Patents – Applications, Opinions & Challenges
Protecting inventions is an art form, and you get what you pay for with a patent application. Lower tier attorneys can obtain patents cheaply, but with weak claims that may be evaded by competitors. Unfortunately, a layperson isn’t likely to be able to recognize the weaknesses in pending or issued patent claims. Seeking the appropriate degree of patent protection is a matter of balancing costs against benefits based on the circumstances. A patent attorney does not uphold the legal duties to a client well by applying a one-size-fits-all fee formula based only on the type of subject matter an invention involves. It is important to use your resources effectively, and not file an application if the likely cost to benefit ratio doesn’t warrant it. I turn away most prospective clients in the half-hour to hour initial interview (which is free), based upon likely subject matter ineligibility, prior art that’s too close, or other reasons. Resources should be directed to other business objectives in these cases.
Some amount of prior art searching usually will be done in the process of preparing a patent application (included in the fees noted in the next paragraph), but not enough to independently provide much confidence in the lack of relevant prior art. If more prior art searching is desired, an appropriate search firm is usually enlisted and will work on a flat fee basis (usually $300 to $750 unless specific literature is to be searched). About an hour of attorney time is then needed to review and explain the search results for the client.
Preparing and filing a patent application is usually done for a flat fee determined by the complexity of the subject matter, any known prior art difficulties, and the client’s needs. My flat fees usually run from $4,000 to $8,000, plus there are Patent Office fees (typically under $1,000 for an individual or small business), and often professional drawings are needed ($250 to $750 for reasonable subject matter and number of drawings). Subsequent work, typically on the order of half the initial costs, is then needed to prosecute the application.

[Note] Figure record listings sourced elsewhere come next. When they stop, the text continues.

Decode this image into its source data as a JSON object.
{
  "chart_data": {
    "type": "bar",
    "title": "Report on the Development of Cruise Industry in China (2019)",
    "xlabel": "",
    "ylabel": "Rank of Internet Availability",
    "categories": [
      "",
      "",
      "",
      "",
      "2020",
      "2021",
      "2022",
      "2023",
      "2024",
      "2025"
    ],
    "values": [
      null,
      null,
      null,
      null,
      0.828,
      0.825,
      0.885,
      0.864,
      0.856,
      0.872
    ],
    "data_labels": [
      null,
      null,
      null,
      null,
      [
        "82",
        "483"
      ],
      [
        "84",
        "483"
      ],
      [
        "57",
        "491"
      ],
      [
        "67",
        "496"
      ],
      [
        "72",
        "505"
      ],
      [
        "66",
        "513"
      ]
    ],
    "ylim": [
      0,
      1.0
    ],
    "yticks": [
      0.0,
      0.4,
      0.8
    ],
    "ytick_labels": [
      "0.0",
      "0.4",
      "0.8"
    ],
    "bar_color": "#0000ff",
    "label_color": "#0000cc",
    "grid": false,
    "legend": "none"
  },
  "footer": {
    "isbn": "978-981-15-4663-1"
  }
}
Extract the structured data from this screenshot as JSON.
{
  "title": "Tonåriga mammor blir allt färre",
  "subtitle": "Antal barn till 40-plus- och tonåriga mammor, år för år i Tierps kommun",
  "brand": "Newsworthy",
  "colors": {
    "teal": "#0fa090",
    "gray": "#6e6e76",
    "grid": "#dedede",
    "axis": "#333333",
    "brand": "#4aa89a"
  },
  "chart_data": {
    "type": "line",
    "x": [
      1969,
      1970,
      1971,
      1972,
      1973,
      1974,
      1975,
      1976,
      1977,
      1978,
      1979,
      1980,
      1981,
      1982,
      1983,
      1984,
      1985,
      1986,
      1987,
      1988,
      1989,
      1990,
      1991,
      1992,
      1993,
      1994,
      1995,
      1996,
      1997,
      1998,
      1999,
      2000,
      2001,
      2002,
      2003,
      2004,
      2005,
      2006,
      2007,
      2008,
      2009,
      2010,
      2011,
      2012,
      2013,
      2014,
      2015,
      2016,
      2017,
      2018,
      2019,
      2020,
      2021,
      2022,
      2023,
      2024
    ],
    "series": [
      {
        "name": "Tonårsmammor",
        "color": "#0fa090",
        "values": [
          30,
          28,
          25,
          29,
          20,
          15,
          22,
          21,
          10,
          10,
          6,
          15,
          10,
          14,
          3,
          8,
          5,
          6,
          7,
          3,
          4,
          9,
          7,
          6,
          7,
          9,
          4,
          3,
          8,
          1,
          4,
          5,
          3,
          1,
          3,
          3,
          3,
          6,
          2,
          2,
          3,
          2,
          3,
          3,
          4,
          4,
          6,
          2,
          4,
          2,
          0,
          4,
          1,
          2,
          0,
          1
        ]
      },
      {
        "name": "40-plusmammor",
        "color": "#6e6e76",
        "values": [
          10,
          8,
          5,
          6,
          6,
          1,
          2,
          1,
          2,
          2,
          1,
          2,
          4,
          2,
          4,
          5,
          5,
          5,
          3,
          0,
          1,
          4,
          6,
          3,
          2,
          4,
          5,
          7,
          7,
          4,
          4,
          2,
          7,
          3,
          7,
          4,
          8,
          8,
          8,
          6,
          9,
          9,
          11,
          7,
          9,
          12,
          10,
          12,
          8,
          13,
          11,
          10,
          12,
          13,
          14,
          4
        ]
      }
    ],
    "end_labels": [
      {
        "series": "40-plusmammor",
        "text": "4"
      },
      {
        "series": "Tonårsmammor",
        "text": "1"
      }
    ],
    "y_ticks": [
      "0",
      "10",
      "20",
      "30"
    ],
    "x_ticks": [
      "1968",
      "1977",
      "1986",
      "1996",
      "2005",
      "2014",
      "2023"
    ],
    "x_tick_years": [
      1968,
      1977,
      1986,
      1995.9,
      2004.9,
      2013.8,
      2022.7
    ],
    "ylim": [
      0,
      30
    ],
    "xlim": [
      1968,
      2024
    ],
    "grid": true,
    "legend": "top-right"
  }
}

Where useful, one or more design patent applications may be filed on a product as well, typically for a flat fee based on the complexity of the drawings, prior art issues, and how many distinct product variations there are.
A provisional patent application may be appropriate, however, my philosophy is that provisionals should be as complete as possible including a well thought-out set of claims. In my experience, clients who have had provisional applications filed by other attorneys on the cheap have been harmed by doing so, with a false sense of security that the provisional was adequate to support the claims of a subsequent proper application. That is worse than a waste of money.
International (Patent Cooperation Treaty, or ‘PCT’) applications may also be filed if protection outside the U.S. is sought, and can be done on a flat fee basis as well. If it is known at the outset that a limited set of countries are of interest, those can be filed in directly without a PCT application. A network of diligent, effective, and reasonably-priced foreign associates is used for the foreign filings.
If you think some aspect of your product or service might be patented, an opinion from a seasoned patent attorney can provide critical go/no-go or design-around information. It can also help avoid the imposition of multiplied damages for infringement. I have extensive experience in authoring written opinions tackling complex, difficult cases. In cases where the issues are more clear-cut, a less formal opinion may be rendered inexpensively.
Similarly, if you’re considering initiating a Patent Office challenge against a third party’s patent, it may be desirable to obtain an opinion on validity or infringement of the patent. If the patent isn’t infringed or conversely there are no clear bases of invalidity, it may not be desirable to start such a costly proceeding.
If you’re considering suing a third party for infringement of a patent that you own, a second opinion from an outside patent attorney should help guide this critical decision. Litigating patents for many years left me with the view that litigators tend to prefer litigation over solutions that might better serve the client.
Anyone can challenge a patent on validity grounds, through an ex parte reexamination or an inter partes review (IPR). (There are other proceedings, but these are the most commonly used). While these proceedings are expensive, they require only a fraction of the cost and duration of litigation and may yield more favorable results for the challenger. A registered patent attorney skilled in challenging and defending patent validity is needed to handle these proceedings.